Cooper in a race car during 1967
When his actions are compared to Shepard's then it is easy to see why NASA management found Shepard a better selection for an Apollo command.  Shepard had not only stayed at NASA whilst being grounded, he had undertaken risky surgery to correct his balance and then thrown himself into the training cycle. 

So it was Shepard who got the nod for the moon and not Cooper.  When Cooper found out he then began to speak to certain members of the NASA management but it was too little too late, he had not been playing the game whereas Shepard had been making the rules up for the game!

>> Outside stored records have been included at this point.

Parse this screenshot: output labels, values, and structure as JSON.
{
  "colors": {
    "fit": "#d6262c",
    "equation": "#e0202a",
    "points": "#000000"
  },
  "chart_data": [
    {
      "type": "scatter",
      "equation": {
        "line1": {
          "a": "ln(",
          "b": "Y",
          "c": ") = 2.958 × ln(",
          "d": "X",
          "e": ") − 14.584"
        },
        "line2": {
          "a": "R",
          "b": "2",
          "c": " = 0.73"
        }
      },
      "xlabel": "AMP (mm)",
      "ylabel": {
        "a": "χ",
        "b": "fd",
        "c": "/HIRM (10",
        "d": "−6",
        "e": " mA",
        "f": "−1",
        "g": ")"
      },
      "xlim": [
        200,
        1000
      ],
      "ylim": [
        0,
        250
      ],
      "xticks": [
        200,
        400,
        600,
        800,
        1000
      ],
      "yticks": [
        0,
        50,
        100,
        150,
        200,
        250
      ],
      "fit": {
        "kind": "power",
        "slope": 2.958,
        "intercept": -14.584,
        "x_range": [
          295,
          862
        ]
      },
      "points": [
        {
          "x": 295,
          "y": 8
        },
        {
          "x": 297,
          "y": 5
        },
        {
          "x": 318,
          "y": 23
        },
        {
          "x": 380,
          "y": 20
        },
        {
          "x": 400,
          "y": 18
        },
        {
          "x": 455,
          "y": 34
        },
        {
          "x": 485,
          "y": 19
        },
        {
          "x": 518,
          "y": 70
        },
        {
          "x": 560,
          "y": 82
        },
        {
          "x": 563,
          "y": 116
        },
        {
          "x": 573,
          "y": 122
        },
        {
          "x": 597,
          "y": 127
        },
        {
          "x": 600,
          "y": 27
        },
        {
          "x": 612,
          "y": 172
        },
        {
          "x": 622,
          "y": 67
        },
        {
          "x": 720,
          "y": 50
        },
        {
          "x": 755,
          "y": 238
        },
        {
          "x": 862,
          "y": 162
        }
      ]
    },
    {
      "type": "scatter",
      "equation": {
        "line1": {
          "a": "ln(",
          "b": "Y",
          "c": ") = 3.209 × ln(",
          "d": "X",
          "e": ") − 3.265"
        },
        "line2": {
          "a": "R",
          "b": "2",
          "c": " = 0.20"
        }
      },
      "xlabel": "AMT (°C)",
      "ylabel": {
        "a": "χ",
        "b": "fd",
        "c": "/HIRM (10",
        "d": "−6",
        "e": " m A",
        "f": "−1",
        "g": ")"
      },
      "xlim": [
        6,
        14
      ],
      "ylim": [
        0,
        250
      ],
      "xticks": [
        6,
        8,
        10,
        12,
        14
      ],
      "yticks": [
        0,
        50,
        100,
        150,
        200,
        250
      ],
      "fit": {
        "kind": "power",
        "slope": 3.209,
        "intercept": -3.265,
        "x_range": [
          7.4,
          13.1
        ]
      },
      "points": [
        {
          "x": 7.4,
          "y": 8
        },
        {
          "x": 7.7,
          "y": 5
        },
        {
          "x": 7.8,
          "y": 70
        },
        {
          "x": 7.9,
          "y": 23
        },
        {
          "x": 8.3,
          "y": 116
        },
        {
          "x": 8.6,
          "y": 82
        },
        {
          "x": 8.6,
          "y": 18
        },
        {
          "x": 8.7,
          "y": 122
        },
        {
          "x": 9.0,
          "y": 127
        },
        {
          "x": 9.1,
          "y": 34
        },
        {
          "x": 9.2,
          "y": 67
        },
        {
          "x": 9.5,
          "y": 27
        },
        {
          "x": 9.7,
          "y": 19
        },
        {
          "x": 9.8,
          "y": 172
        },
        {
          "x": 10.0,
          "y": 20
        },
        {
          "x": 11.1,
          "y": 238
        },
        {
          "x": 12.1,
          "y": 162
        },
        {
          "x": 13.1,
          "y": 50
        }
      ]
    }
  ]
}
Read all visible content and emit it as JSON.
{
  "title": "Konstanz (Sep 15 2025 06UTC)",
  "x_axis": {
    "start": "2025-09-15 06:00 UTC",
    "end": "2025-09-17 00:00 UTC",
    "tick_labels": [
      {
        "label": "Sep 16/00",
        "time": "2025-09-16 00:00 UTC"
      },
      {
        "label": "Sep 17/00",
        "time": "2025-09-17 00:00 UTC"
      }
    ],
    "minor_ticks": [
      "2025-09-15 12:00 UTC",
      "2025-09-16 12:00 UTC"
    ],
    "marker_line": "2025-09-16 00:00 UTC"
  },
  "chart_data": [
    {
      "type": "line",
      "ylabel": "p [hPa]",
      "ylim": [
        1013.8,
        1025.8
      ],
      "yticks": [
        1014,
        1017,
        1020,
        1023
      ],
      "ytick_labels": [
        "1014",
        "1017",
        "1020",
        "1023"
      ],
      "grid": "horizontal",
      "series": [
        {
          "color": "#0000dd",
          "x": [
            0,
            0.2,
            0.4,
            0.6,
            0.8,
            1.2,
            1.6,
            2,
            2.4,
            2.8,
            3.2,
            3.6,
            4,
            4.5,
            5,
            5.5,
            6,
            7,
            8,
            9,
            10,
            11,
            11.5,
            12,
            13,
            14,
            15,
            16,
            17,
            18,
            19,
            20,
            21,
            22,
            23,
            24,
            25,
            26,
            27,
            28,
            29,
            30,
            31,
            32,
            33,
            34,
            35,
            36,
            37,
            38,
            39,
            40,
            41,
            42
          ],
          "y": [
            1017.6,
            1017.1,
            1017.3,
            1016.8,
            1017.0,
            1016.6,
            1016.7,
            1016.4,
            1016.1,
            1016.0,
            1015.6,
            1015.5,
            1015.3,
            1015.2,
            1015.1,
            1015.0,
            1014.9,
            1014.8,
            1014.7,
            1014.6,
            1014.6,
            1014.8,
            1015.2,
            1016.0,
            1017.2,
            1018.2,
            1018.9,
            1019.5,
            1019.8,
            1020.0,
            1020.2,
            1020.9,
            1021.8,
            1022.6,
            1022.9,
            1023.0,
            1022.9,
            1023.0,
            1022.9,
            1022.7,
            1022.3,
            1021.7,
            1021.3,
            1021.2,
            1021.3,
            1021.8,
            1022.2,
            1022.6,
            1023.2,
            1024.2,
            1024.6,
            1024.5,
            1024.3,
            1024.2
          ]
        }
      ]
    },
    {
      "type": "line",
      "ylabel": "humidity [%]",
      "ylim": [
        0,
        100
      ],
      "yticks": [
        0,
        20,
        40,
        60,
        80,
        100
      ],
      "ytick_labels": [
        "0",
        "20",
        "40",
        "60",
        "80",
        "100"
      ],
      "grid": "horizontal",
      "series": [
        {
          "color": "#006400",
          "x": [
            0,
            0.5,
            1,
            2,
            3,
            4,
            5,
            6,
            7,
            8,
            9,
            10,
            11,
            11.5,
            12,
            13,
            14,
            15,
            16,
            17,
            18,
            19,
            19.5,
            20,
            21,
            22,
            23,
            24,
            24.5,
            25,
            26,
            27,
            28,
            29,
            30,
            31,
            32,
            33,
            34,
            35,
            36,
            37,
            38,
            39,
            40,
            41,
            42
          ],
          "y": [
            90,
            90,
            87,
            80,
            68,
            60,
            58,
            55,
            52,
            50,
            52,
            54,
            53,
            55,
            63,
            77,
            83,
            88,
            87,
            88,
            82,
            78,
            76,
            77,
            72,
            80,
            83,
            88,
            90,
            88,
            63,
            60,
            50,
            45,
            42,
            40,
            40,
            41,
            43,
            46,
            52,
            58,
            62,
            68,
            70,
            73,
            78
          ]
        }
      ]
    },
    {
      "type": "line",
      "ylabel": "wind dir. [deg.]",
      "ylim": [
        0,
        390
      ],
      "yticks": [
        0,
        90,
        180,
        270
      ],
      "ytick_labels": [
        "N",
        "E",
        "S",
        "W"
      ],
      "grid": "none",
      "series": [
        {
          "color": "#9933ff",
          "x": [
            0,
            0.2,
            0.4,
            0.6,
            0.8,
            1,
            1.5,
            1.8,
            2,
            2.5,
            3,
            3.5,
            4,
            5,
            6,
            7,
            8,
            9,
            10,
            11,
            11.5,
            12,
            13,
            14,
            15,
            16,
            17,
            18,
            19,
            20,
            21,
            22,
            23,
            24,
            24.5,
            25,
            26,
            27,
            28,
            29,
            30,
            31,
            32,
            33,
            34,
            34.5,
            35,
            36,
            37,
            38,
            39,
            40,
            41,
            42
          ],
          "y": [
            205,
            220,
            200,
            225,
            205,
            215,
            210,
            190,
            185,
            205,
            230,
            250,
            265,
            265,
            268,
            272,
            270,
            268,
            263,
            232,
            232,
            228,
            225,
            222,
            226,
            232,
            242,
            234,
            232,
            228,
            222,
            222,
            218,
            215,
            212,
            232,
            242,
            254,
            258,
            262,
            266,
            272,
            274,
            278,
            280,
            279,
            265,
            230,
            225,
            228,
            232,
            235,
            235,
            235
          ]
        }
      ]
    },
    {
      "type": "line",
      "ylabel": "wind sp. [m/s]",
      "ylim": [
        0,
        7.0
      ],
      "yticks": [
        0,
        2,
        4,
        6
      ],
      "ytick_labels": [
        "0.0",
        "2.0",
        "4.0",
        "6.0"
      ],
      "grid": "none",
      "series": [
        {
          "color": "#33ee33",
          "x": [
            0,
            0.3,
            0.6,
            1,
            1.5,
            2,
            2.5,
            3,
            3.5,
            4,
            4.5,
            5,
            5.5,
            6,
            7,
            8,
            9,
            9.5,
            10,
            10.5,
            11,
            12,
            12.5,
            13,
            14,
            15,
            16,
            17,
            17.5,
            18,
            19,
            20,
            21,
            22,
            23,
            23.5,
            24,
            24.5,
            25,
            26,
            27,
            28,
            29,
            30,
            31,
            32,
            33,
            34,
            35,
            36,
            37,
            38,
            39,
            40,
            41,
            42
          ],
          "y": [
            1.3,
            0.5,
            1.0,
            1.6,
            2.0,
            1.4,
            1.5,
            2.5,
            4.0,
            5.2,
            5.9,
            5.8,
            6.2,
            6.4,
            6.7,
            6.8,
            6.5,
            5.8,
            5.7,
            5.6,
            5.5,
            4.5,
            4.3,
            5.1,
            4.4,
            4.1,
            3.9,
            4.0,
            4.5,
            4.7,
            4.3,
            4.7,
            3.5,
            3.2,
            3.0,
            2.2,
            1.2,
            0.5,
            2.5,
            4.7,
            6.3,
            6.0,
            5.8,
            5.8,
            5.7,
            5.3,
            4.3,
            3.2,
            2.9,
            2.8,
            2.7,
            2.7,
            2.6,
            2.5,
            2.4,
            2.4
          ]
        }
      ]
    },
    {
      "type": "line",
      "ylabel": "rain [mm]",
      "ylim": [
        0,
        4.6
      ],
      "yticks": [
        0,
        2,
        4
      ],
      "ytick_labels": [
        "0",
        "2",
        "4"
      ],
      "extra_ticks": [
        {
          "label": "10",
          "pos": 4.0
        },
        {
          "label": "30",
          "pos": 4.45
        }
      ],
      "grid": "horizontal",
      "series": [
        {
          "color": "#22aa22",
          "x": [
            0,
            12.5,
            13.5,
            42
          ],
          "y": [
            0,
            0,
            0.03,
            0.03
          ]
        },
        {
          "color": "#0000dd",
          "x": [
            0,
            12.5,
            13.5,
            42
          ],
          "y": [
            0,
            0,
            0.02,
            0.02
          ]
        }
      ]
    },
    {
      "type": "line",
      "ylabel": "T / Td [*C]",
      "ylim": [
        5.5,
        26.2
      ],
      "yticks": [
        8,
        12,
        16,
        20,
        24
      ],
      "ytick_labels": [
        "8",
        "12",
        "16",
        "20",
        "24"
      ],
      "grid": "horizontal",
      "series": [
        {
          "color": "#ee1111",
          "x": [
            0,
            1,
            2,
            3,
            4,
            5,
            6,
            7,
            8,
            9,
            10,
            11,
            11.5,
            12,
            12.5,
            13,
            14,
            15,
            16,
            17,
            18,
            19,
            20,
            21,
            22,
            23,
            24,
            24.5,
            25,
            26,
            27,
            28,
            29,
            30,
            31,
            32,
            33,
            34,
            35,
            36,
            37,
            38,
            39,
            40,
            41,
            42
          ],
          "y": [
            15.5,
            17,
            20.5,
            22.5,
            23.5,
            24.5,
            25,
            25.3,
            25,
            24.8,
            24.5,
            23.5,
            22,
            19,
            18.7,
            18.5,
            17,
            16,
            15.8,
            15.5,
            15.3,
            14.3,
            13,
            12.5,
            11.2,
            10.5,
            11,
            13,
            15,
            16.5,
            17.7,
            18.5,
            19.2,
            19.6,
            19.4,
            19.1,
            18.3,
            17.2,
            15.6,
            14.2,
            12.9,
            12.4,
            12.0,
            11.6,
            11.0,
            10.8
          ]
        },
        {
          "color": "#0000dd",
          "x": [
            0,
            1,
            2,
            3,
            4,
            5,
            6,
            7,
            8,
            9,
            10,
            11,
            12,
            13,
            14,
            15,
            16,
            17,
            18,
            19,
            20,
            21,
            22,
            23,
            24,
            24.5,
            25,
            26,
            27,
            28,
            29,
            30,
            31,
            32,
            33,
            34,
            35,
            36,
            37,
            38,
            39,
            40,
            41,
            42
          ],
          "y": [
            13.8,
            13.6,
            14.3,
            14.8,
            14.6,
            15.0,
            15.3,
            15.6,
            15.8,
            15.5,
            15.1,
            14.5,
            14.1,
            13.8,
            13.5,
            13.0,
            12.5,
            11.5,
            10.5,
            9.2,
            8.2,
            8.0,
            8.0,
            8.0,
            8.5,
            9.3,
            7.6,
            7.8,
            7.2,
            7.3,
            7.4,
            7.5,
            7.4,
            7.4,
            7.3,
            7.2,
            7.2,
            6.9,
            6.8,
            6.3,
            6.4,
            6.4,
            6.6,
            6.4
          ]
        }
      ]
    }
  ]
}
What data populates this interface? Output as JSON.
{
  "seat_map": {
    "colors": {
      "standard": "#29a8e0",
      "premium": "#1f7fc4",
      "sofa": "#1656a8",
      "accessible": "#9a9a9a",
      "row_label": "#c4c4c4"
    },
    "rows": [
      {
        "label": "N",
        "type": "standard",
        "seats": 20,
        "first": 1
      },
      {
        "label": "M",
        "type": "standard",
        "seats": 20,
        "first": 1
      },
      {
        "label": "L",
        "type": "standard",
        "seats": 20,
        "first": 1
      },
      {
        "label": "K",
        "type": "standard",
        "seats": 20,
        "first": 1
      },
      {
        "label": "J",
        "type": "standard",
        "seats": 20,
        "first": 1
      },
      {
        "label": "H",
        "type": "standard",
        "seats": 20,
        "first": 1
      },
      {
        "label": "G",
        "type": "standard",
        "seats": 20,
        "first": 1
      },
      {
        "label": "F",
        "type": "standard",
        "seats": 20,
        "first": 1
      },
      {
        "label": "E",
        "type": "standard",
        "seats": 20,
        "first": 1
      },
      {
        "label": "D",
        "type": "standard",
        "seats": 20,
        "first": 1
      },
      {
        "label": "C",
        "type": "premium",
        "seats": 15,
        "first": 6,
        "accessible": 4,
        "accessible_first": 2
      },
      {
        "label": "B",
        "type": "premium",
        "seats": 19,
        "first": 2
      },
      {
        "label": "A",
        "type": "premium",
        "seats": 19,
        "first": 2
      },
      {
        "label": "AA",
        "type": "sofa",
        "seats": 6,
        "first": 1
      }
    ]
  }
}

Whilst in England to assist the coverage of the BBC, Cooper said in an interview, "I'm considerably younger than Shepard. I'm still in good physical condition. I would not speak too much about Capt. Shepard, I have my own feelings about him.  We have a number of astronauts fully qualified to fly airplanes who are very technically qualified,  I don't feel that a man who is not fully qualified to fly an airplane without having a co-pilot with him and who has various physica1 problems should bump more qualified people.  A lot of empire building and politics is going on that I don't believe should exist in the program.  I would have liked to have done a lunar flight, but I'm not going to compromise, the principles I believe in".

In his autobiography "Leap Of Faith, he had written, "As I watched the images of man's first steps on the moon, a big piece of me wanted to be up there at that moment.  I wondered:
Will I ever get my chance"? Well he had gotten his chance and he had let it slip through his fingers.
Slayton's part in all of this shouldn't be forgotten.  It must also be remembered that Slayton himself had been grounded by a medical condition and had been trying to get back his astronaut flight status and get back into the rotation for a flight.